L’organisation « Tèt kole ti peyizan ayisyen » a été créée le 6 septembre 1986 à la suite d’une décision prise par plusieurs groupements locaux (« groupman tèt ansanm ») de lancer un mouvement sur tout le territoire national.
 
25 ans après…
 
25 ans après le plus grand massacre de paysans dans l’histoire haïtienne, Jean Jacques Henrilus ne se réjouit pas de constater que « la situation des paysans va en s’aggravant et qu’il y a une certaine démobilisation et une baisse de l’engouement dans la lutte ».
 
Toutefois, les revendications des paysans liées fondamentalement au problème de la terre, de son accaparement par les grands propriétaires et aujourd’hui par des étrangers à la faveur de l’amendement de la constitution de 1987 ne changent pas, indique Henrilus.
 
« Le mouvement paysan haitien en particulier s’est laissé piéger par le mirage démocratique, surtout avec les élections de 1990 que les paysans ont appréhendé comme une victoire et la marche vers l’instauration d’un gouvernement populaire.
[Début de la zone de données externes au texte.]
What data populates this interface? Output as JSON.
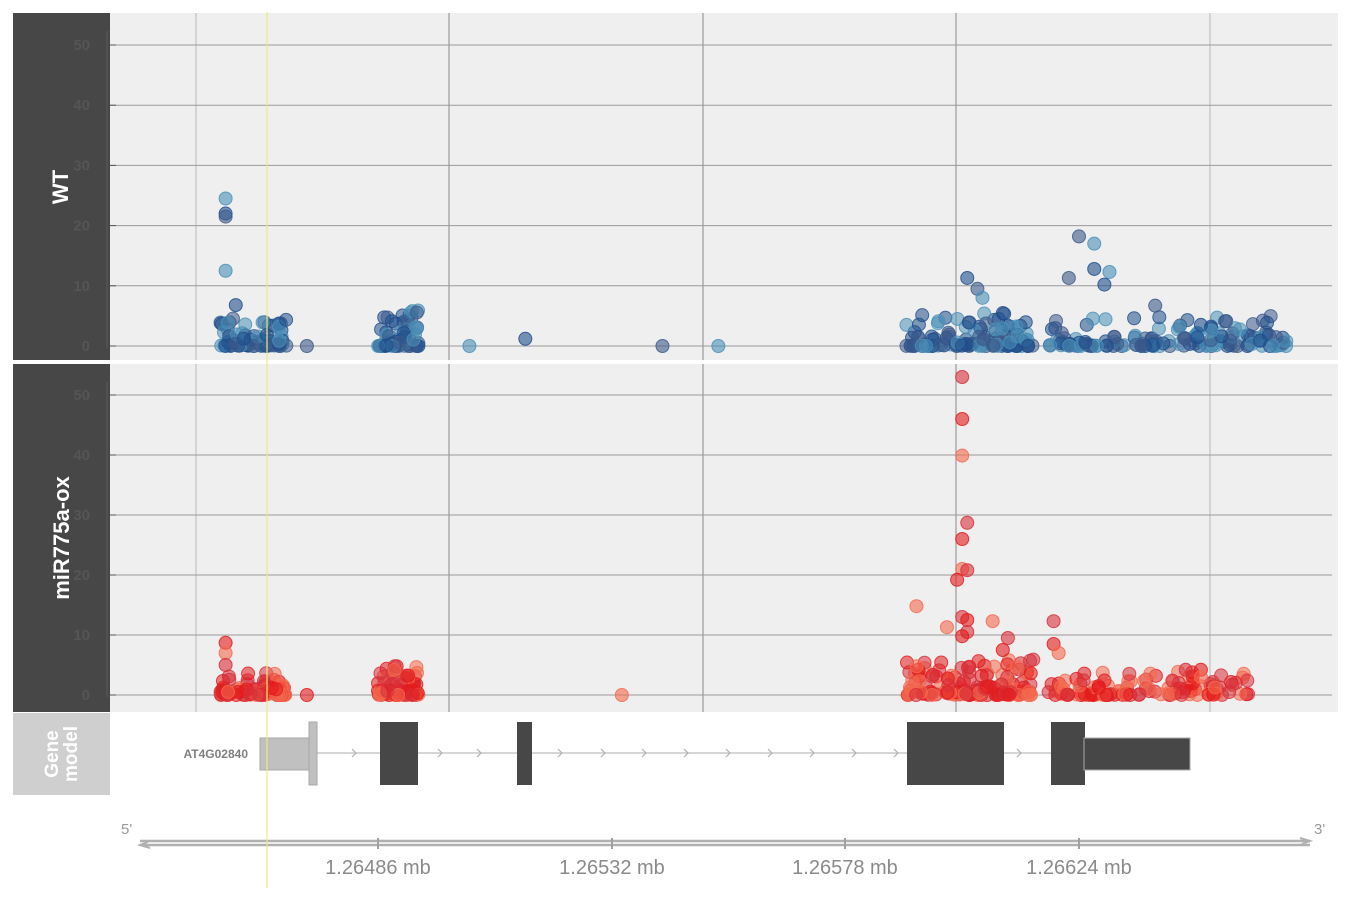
{
  "tracks": {
    "wt_label": "WT",
    "ox_label": "miR775a-ox",
    "gene_label": "Gene model"
  },
  "gene": {
    "name": "AT4G02840"
  },
  "axis": {
    "five_prime": "5'",
    "three_prime": "3'",
    "ticks": [
      "1.26486 mb",
      "1.26532 mb",
      "1.26578 mb",
      "1.26624 mb"
    ]
  },
  "chart_data": [
    {
      "type": "scatter",
      "panel": "WT",
      "ylim": [
        0,
        55
      ],
      "yticks": [
        0,
        10,
        20,
        30,
        40,
        50
      ],
      "colors": [
        "#4a90b8",
        "#1f4e8c",
        "#3d5a8a"
      ],
      "clusters": [
        {
          "x": [
            1.26455,
            1.26468
          ],
          "max": 5,
          "n": 80
        },
        {
          "x": [
            1.26486,
            1.26494
          ],
          "max": 6,
          "n": 70
        },
        {
          "x": [
            1.2659,
            1.26615
          ],
          "max": 6,
          "n": 120
        },
        {
          "x": [
            1.26618,
            1.26665
          ],
          "max": 5,
          "n": 140
        }
      ],
      "points": [
        [
          1.26456,
          24.5
        ],
        [
          1.26456,
          22
        ],
        [
          1.26456,
          21.5
        ],
        [
          1.26456,
          12.5
        ],
        [
          1.26458,
          6.8
        ],
        [
          1.26472,
          0
        ],
        [
          1.26504,
          0
        ],
        [
          1.26515,
          1.2
        ],
        [
          1.26542,
          0
        ],
        [
          1.26553,
          0
        ],
        [
          1.26602,
          11.3
        ],
        [
          1.26604,
          9.5
        ],
        [
          1.26605,
          8
        ],
        [
          1.26614,
          0
        ],
        [
          1.26624,
          18.2
        ],
        [
          1.26627,
          17
        ],
        [
          1.26627,
          12.8
        ],
        [
          1.26622,
          11.3
        ],
        [
          1.2663,
          12.3
        ],
        [
          1.26629,
          10.2
        ],
        [
          1.26639,
          6.7
        ],
        [
          1.2665,
          2.5
        ],
        [
          1.26648,
          3.5
        ]
      ]
    },
    {
      "type": "scatter",
      "panel": "miR775a-ox",
      "ylim": [
        0,
        55
      ],
      "yticks": [
        0,
        10,
        20,
        30,
        40,
        50
      ],
      "colors": [
        "#e31a1c",
        "#f4694f",
        "#d7303a"
      ],
      "clusters": [
        {
          "x": [
            1.26455,
            1.26468
          ],
          "max": 4,
          "n": 80
        },
        {
          "x": [
            1.26486,
            1.26494
          ],
          "max": 5,
          "n": 70
        },
        {
          "x": [
            1.2659,
            1.26615
          ],
          "max": 6,
          "n": 140
        },
        {
          "x": [
            1.26618,
            1.26658
          ],
          "max": 4,
          "n": 120
        }
      ],
      "points": [
        [
          1.26456,
          8.7
        ],
        [
          1.26456,
          7
        ],
        [
          1.26456,
          5
        ],
        [
          1.26472,
          0
        ],
        [
          1.26534,
          0
        ],
        [
          1.26601,
          53
        ],
        [
          1.26601,
          46
        ],
        [
          1.26601,
          39.9
        ],
        [
          1.26602,
          28.7
        ],
        [
          1.26601,
          26
        ],
        [
          1.26601,
          21
        ],
        [
          1.26602,
          20.8
        ],
        [
          1.266,
          19.2
        ],
        [
          1.26592,
          14.8
        ],
        [
          1.26601,
          13
        ],
        [
          1.26602,
          12.5
        ],
        [
          1.26598,
          11.3
        ],
        [
          1.26602,
          10.5
        ],
        [
          1.26601,
          9.8
        ],
        [
          1.26607,
          12.3
        ],
        [
          1.2661,
          9.5
        ],
        [
          1.26609,
          7.5
        ],
        [
          1.26614,
          0
        ],
        [
          1.26619,
          12.3
        ],
        [
          1.26619,
          8.5
        ],
        [
          1.2662,
          7
        ],
        [
          1.26645,
          4.2
        ],
        [
          1.26648,
          4.2
        ],
        [
          1.26648,
          3
        ]
      ]
    }
  ]
}
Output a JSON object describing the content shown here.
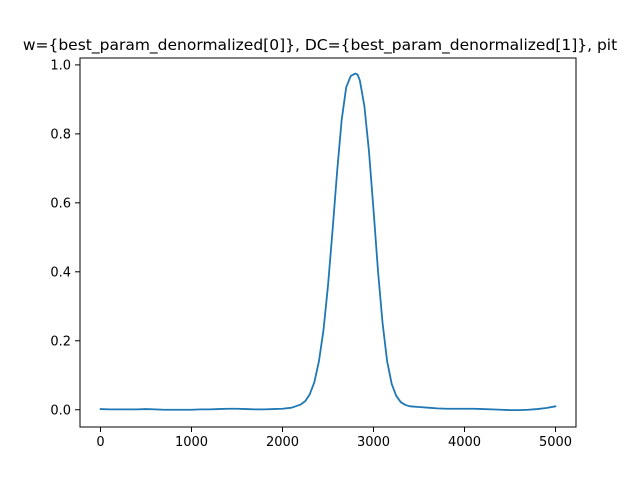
{
  "chart_data": {
    "type": "line",
    "title": "w={best_param_denormalized[0]}, DC={best_param_denormalized[1]}, pit",
    "xlabel": "",
    "ylabel": "",
    "xlim": [
      -225,
      5225
    ],
    "ylim": [
      -0.05,
      1.02
    ],
    "xticks": [
      0,
      1000,
      2000,
      3000,
      4000,
      5000
    ],
    "xtick_labels": [
      "0",
      "1000",
      "2000",
      "3000",
      "4000",
      "5000"
    ],
    "yticks": [
      0.0,
      0.2,
      0.4,
      0.6,
      0.8,
      1.0
    ],
    "ytick_labels": [
      "0.0",
      "0.2",
      "0.4",
      "0.6",
      "0.8",
      "1.0"
    ],
    "grid": false,
    "legend": "none",
    "series": [
      {
        "color": "#1f77b4",
        "x": [
          0,
          100,
          200,
          300,
          400,
          500,
          600,
          700,
          800,
          900,
          1000,
          1100,
          1200,
          1300,
          1400,
          1500,
          1600,
          1700,
          1800,
          1900,
          2000,
          2100,
          2200,
          2250,
          2300,
          2350,
          2400,
          2450,
          2500,
          2550,
          2600,
          2650,
          2700,
          2750,
          2800,
          2825,
          2850,
          2900,
          2950,
          3000,
          3050,
          3100,
          3150,
          3200,
          3250,
          3300,
          3350,
          3400,
          3500,
          3600,
          3700,
          3800,
          3900,
          4000,
          4100,
          4200,
          4300,
          4400,
          4500,
          4600,
          4700,
          4800,
          4900,
          5000
        ],
        "y": [
          0.002,
          0.001,
          0.001,
          0.001,
          0.001,
          0.002,
          0.001,
          0.0,
          0.0,
          0.0,
          0.0,
          0.001,
          0.001,
          0.002,
          0.003,
          0.003,
          0.002,
          0.001,
          0.001,
          0.002,
          0.003,
          0.006,
          0.015,
          0.025,
          0.045,
          0.08,
          0.14,
          0.23,
          0.36,
          0.52,
          0.69,
          0.84,
          0.935,
          0.968,
          0.975,
          0.972,
          0.955,
          0.88,
          0.75,
          0.58,
          0.4,
          0.25,
          0.14,
          0.075,
          0.04,
          0.022,
          0.014,
          0.01,
          0.008,
          0.006,
          0.004,
          0.003,
          0.003,
          0.003,
          0.003,
          0.002,
          0.001,
          0.0,
          -0.001,
          -0.001,
          0.0,
          0.002,
          0.005,
          0.01
        ]
      }
    ]
  }
}
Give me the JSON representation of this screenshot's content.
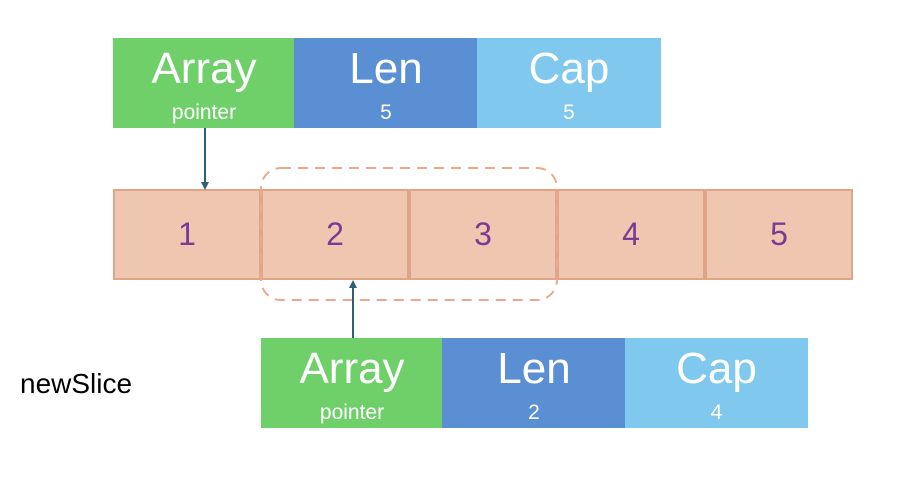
{
  "slice": {
    "array": {
      "title": "Array",
      "sub": "pointer"
    },
    "len": {
      "title": "Len",
      "value": "5"
    },
    "cap": {
      "title": "Cap",
      "value": "5"
    }
  },
  "array_cells": [
    "1",
    "2",
    "3",
    "4",
    "5"
  ],
  "new_slice": {
    "label": "newSlice",
    "array": {
      "title": "Array",
      "sub": "pointer"
    },
    "len": {
      "title": "Len",
      "value": "2"
    },
    "cap": {
      "title": "Cap",
      "value": "4"
    }
  },
  "colors": {
    "pointer_box": "#6fd06a",
    "len_box": "#5b8fd3",
    "cap_box": "#80c8ee",
    "cell_fill": "#efc6b0",
    "cell_border": "#e0a488",
    "cell_text": "#7b3a94",
    "arrow": "#2f5f78"
  }
}
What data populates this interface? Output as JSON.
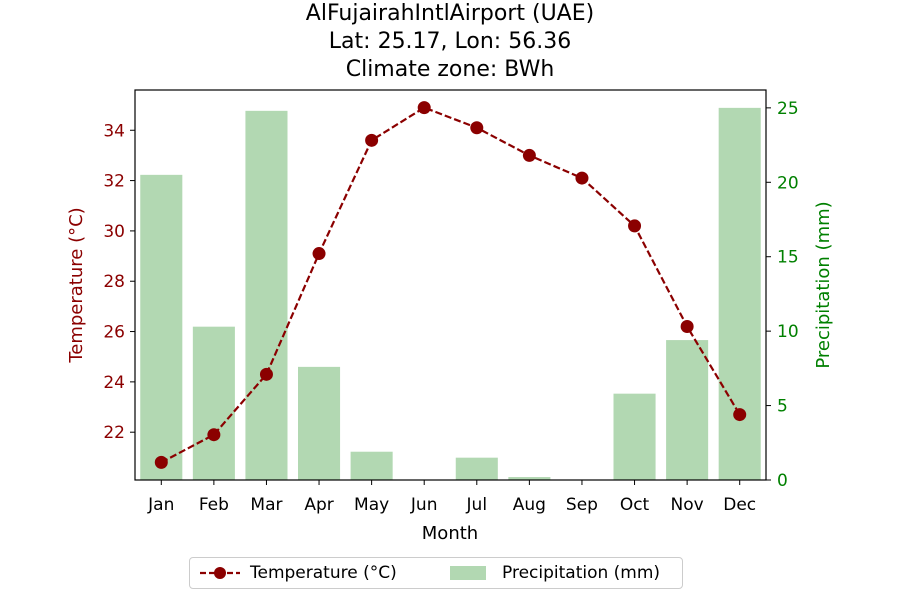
{
  "chart_data": {
    "type": "bar+line",
    "title_lines": [
      "AlFujairahIntlAirport (UAE)",
      "Lat: 25.17, Lon: 56.36",
      "Climate zone: BWh"
    ],
    "xlabel": "Month",
    "categories": [
      "Jan",
      "Feb",
      "Mar",
      "Apr",
      "May",
      "Jun",
      "Jul",
      "Aug",
      "Sep",
      "Oct",
      "Nov",
      "Dec"
    ],
    "left_axis": {
      "label": "Temperature (°C)",
      "ylim": [
        20.1,
        35.6
      ],
      "ticks": [
        22,
        24,
        26,
        28,
        30,
        32,
        34
      ],
      "color": "#8b0000"
    },
    "right_axis": {
      "label": "Precipitation (mm)",
      "ylim": [
        0,
        26.2
      ],
      "ticks": [
        0,
        5,
        10,
        15,
        20,
        25
      ],
      "color": "#008000"
    },
    "series": [
      {
        "name": "Temperature (°C)",
        "kind": "line",
        "axis": "left",
        "color": "#8b0000",
        "values": [
          20.8,
          21.9,
          24.3,
          29.1,
          33.6,
          34.9,
          34.1,
          33.0,
          32.1,
          30.2,
          26.2,
          22.7
        ]
      },
      {
        "name": "Precipitation (mm)",
        "kind": "bar",
        "axis": "right",
        "color": "#b2d8b2",
        "values": [
          20.5,
          10.3,
          24.8,
          7.6,
          1.9,
          0.0,
          1.5,
          0.2,
          0.0,
          5.8,
          9.4,
          25.0
        ]
      }
    ],
    "grid": false,
    "legend": "bottom-center"
  }
}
Ils ont pensé que c’était le pouvoir des paysans », regrette le membre de la coordination de Tèt kole.
 
Henrilus cherche aussi la cause de « la démobilisation » dans ce qu’il appelle l’ « ONG-isation des organisations de paysans ».
 
« L’idéologie developpementiste répandue par les ONG et marquée par la logique et la pratique de recherche de financement pour de petits projets est l’une des armes destructrices de l’énergie combattive du mouvement paysan haïtien », soutient-il.
 
25 ans après, les vieux démons, semble-t-il, n’ont pas été totalement exorcisés puisque dans le Nord-Ouest, précisément à Jean-Rabel, les paysans n’ont plus quiétude d’esprit. Ils recommencent à être « persécutés et intimidés par les grands propriétaires terriens », notamment « les cerveaux du massacre de Jean-Rabel », rapporte Tèt Kole Ti Peyizan.